Most of the banks I talk to tell me, look, we have our own infrastructure, which works well - why should we invest in another, public infrastructure that is going to undermine our own networks? If everybody can suddenly transfer funds electronically and instantly, then what is the purpose of SWIFT? If everybody can receive money on their mobile phone, then what is the purpose of the credit card? Why should we restrict the credit card to merchants, which are vetted and risk-assessed all the time, if suddenly you give that capability to the general public?
So they'd rather stay on their existing networks. That's the sense I have of it. But you do get some banks that invest in enhanced capabilities and the simplification of the relationship with the general public. For example, some banks are deploying simplified peer-to-peer payment capabilities and their customers are delighted.
What, in your opinion, are the largest avoidable costs associated with a payments processing infrastructure?
Today, most electronic retail payments go through card networks and associations, such as Visa and MasterCard, or some national schemes. These card networks were designed in an age when the trust had to be conveyed through tangible means - namely, the card itself, the magnetic stripe on it and the devices at point of sale. This was all very expensive and costly, but it was worth it because it was a way to convey trust between people.

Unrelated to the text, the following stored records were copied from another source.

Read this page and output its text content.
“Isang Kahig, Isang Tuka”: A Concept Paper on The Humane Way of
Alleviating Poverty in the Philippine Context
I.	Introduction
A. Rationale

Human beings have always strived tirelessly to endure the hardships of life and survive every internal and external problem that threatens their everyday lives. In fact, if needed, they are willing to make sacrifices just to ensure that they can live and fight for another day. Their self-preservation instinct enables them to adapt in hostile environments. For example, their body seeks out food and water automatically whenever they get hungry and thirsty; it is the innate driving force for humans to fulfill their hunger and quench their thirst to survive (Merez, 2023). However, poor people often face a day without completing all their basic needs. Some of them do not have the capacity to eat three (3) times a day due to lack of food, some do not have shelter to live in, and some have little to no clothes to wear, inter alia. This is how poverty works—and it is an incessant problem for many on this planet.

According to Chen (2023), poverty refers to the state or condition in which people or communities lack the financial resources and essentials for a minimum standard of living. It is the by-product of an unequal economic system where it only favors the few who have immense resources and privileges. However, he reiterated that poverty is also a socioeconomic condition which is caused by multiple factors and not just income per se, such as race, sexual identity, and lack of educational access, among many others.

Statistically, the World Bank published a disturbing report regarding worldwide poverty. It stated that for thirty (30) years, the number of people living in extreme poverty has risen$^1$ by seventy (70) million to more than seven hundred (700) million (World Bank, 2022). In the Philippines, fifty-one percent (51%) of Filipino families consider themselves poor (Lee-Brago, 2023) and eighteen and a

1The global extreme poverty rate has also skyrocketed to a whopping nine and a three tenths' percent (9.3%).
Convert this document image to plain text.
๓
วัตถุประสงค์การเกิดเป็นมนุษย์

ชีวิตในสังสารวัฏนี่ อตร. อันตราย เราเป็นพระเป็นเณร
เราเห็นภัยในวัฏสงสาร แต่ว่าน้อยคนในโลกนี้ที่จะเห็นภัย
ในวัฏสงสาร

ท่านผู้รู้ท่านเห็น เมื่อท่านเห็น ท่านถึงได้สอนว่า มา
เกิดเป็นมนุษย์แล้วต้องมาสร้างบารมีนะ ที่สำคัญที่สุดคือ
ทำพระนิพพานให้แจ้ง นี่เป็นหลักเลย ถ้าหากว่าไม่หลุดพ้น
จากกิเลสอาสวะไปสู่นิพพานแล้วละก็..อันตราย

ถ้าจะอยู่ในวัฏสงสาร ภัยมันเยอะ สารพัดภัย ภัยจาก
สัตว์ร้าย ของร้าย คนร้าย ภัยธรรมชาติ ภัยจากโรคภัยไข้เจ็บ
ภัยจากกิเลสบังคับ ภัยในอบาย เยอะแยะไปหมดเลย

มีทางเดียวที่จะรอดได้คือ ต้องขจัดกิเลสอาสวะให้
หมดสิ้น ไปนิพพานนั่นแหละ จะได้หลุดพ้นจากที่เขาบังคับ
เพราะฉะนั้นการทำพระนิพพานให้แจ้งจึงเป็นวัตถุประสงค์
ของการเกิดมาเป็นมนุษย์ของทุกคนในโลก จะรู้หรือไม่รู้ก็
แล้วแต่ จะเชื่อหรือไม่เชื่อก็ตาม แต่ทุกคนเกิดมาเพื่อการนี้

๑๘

Today, we have the same need for trust, but the means of delivering of it can be made faster, cheaper and more convenient while remaining secure, thanks to ubiquitous online technology.
For instance, if we move to real-time authorisation of all transactions in an open network, then we considerably reduce the risk. And if we reduce risk upfront, then we can reduce the fees associated with that, and also the number of intermediaries between the payer and the payee.
In the time that has elapsed since you set up Mobino, the mobile payments industry has continued to transform. Are there any prevailing trends that you see shaping the sector in the coming years?
I think we are only at the beginning of a massive shift towards electronic transactions that are settled in real time. That will play out over the next ten or 15 years, at least - it takes a generation to change habits. There are many initiatives, as large and small players are moving into this area, but the landscape is undergoing a monumental shift which makes it hard to predict the winners.
It reminds me of what happened in the telecoms industry in 1980s. At that time, it was vertically integrated and you had suppliers that had a monopoly on everything from the physical phones to the billing schemes.
Banks and payment networks find themselves in a similar situation today. But, over the last 20 years, we've seen the world of telecoms totally rearranged, with new players gaining access to the network, and new payment models. Now, it's comprised instead of a galaxy of suppliers, who are specialised at one layer or another. It's been totally transformed.
The finance industry is still in the very early stages of this, but I think it is going to follow suit. We are at the stage where the big monopolies are being fragmented and decentralised, and new entrants have the chance to compete. I'm very interested in the legal development in Europe, where, with the Payment Services Directive and the e-money regulation, the regulators are trying to provide a level playing field so that new entrants can compete with the incumbents.